The thymus, a small and relatively unknown organ, may play a bigger role in the immune system of adults than was previously believed. With age, the glandular tissue in the thymus is replaced by fat, but, according to a new study from Linköping University, the rate at which this happens is linked to sex, age and lifestyle factors. These findings also indicate that the appearance of the thymus reflects the aging of the immune system.

“We doctors can assess the appearance of the thymus from largely all chest CT scans, but we tend to not see this as very important. But now it turns out that the appearance of the thymus can actually provide a lot of valuable information that we could benefit from and learn more about,” says Mårten Sandstedt, MD, Ph.D., at the Department of Radiology in Linköping and Department of Health, Medicine and Caring Sciences, Faculty of Medicine and Health Sciences, Linköping University.

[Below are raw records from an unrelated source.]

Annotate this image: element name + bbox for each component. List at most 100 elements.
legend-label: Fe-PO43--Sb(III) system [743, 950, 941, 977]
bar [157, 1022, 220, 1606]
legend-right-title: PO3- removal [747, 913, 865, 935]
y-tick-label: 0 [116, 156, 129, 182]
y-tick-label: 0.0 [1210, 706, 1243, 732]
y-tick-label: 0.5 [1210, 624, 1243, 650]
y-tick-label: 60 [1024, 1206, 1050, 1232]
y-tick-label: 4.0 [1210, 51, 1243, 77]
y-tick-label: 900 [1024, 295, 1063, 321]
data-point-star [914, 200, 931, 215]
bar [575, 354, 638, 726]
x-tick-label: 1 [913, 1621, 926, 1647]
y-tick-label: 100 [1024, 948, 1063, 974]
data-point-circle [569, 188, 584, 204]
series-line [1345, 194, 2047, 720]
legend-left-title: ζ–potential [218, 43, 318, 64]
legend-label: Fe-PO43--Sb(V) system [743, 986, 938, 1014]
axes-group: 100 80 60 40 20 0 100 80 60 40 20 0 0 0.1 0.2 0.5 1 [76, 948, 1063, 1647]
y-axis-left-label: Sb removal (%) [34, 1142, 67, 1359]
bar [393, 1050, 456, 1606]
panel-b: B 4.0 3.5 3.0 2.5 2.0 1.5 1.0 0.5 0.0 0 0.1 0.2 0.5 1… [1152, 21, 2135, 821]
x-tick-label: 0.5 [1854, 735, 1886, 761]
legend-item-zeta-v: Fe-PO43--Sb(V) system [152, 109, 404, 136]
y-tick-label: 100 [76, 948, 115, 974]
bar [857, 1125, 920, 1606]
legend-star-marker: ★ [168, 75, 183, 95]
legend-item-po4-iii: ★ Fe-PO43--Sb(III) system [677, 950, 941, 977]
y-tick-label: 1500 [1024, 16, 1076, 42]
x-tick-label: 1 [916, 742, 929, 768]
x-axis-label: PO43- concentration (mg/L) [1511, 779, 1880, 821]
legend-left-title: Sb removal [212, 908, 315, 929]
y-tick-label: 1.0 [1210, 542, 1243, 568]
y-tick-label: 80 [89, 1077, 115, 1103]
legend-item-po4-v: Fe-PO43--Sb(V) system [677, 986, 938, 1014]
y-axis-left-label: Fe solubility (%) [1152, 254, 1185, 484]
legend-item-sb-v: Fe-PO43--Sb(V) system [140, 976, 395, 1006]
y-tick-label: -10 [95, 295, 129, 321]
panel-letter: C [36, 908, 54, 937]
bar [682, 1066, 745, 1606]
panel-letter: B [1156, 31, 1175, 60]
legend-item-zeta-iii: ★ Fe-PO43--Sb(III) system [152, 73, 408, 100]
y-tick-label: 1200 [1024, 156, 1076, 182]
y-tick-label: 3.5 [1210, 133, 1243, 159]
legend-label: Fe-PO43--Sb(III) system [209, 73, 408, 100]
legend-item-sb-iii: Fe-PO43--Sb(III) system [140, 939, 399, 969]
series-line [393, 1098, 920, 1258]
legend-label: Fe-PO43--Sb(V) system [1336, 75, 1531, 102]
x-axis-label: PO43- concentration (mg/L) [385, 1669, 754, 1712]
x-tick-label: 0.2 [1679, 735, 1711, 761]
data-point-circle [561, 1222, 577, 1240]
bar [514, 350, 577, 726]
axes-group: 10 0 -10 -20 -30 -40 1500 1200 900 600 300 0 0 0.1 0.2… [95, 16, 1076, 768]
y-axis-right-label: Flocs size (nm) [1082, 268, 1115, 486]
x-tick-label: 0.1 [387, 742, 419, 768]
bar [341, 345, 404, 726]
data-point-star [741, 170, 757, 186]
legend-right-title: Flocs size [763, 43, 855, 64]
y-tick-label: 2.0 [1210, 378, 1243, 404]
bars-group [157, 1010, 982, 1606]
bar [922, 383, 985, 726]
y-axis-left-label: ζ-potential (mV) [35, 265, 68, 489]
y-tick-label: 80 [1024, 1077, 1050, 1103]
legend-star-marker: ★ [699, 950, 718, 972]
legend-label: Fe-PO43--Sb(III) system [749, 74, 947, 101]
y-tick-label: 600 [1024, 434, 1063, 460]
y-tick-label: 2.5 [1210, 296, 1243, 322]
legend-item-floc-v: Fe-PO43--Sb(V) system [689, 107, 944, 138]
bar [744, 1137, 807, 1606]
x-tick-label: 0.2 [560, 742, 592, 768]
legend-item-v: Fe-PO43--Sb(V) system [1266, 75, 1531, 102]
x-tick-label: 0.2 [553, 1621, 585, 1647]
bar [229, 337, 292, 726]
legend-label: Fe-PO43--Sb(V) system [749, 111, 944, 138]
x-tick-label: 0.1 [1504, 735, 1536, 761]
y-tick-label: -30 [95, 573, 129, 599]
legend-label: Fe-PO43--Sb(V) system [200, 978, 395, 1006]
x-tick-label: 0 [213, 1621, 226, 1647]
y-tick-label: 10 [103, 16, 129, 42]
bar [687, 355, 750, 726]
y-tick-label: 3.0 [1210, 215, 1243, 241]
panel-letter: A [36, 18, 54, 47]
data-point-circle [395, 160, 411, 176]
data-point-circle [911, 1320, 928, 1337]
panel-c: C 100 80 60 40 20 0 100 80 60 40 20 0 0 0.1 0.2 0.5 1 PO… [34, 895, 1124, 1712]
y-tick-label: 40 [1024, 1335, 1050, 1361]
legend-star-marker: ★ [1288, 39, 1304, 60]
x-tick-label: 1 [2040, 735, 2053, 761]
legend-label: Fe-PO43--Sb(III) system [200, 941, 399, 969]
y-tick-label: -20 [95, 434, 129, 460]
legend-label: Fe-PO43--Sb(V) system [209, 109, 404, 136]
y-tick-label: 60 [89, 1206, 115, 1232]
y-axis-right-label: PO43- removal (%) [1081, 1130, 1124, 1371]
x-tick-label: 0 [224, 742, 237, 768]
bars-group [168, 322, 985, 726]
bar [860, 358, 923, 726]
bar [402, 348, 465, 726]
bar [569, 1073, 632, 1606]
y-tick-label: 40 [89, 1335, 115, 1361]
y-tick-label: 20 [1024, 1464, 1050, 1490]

The thymus is a gland located in the upper part of the chest. It has been long known that this small organ is important for immune defense development in children. After puberty, the thymus decreases in size and is eventually replaced by fat, in a process known as fatty degeneration. This has been taken to mean that it loses its function, which is why the thymus has for a long time been considered as being not important in adult life.